Women techies slam Karnataka legislature move on night shift

Legislature committee has suggested that IT, BT companies let women work only during the day for their own safety.

Published: 29th March 2017 04:35 AM  |   Last Updated: 29th March 2017 09:07 AM   |  A+A-

working-women-night shift-techie

Image for representational purpose.

Express News Service

BENGALURU: Women working in the information technology (IT) sector as well as entrepreneurs have slammed the state legislature committee’s recommendation to avoid night shifts for women.

Amrutha (name changed), who works with Accenture, asked why when there is talk of equality, women in IT industry are discouraged. “Women are there in every field. Crime against women happens during the day too. Does it mean they will recommend that women stop working during the day?” she asked. Adding that there is crime against women at home, from dowry to sexual harassment, she said, “Skirting the problem is not the solution.”

Pavithra (name changed), who works in an MNC, said that in her office, atleast six employees out of ten are women. “We do not have any problem working in night shift. Our office provides best security and transport. It in fact like daytime in office,’’ she said.

Abhishek Rungta, CEO, Indus Net Technologies, said he didn’t mind women working in night shifts provided they got adequate security.
“If women are comfortable in their workplaces and willing to work, why should they not be allowed to do night shifts? There should be work equality. However, the government and also the companies should ensure the security and safety of women,” he said.

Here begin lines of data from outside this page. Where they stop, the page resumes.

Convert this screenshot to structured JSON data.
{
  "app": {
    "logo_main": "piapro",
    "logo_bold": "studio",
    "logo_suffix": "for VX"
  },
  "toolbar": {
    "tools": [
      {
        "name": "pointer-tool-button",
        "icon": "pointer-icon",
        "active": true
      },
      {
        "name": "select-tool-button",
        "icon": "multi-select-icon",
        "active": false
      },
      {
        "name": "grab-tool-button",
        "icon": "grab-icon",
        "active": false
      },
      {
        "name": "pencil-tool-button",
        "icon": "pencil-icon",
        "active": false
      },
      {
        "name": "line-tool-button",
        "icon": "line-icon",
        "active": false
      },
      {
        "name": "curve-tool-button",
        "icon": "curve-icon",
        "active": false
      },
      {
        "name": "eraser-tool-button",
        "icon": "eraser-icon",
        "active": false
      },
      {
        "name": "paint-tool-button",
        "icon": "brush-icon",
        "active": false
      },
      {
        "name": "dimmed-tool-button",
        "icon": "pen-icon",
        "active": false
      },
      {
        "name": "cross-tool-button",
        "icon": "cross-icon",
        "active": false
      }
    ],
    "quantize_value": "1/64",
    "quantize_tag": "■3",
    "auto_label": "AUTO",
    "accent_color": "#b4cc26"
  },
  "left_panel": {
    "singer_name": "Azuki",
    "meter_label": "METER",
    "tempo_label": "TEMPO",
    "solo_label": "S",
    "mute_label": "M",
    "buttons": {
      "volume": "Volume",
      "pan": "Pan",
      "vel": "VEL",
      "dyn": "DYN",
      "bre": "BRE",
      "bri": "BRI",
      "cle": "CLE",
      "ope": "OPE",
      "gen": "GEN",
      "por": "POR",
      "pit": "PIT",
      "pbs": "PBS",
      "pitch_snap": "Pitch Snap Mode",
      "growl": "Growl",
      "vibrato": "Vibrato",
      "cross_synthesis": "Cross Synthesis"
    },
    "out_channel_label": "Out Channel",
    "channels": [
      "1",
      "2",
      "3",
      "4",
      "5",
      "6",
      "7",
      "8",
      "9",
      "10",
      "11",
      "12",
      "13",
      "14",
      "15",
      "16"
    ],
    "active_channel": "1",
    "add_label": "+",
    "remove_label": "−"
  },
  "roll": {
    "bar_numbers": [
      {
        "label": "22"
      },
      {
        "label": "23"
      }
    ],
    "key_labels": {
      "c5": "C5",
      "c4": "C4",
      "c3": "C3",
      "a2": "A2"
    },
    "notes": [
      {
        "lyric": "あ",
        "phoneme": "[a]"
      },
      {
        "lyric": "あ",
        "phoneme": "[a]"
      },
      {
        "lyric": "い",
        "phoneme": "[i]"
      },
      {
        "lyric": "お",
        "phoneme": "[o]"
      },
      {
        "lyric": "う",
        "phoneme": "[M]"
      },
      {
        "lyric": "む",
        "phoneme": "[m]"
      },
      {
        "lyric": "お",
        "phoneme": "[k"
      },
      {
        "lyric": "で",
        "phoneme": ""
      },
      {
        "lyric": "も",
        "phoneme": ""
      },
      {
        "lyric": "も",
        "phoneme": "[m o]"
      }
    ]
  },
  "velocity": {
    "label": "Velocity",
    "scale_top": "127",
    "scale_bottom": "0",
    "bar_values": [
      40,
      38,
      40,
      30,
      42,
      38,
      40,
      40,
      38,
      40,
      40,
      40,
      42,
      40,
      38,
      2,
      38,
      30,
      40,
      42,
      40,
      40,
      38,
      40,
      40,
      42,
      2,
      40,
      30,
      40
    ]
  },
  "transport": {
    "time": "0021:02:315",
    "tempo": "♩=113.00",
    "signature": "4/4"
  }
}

Priya Krishnan, founder and CEO, Klay Schools said, “Instead of working to strengthen security measures that make women working on night shifts feel safe, the government is seemingly abdicating its responsibility on the issue.’’ She added that the authorities must know that women doing night shifts do so out of financial necessity.

Kathir, a forum for IT employees, too criticised the move. “It will affect equal opportunity provided to women. Government should ensure women’s safety irrespective of the shifts.”

However, some welcomed the move. Madhura (name changed), who works with Capgemini, said there is no problem with security. “For women, especially young mothers, it’s good to have a day shift. Also healthwise, day shift is always better,’’ she said.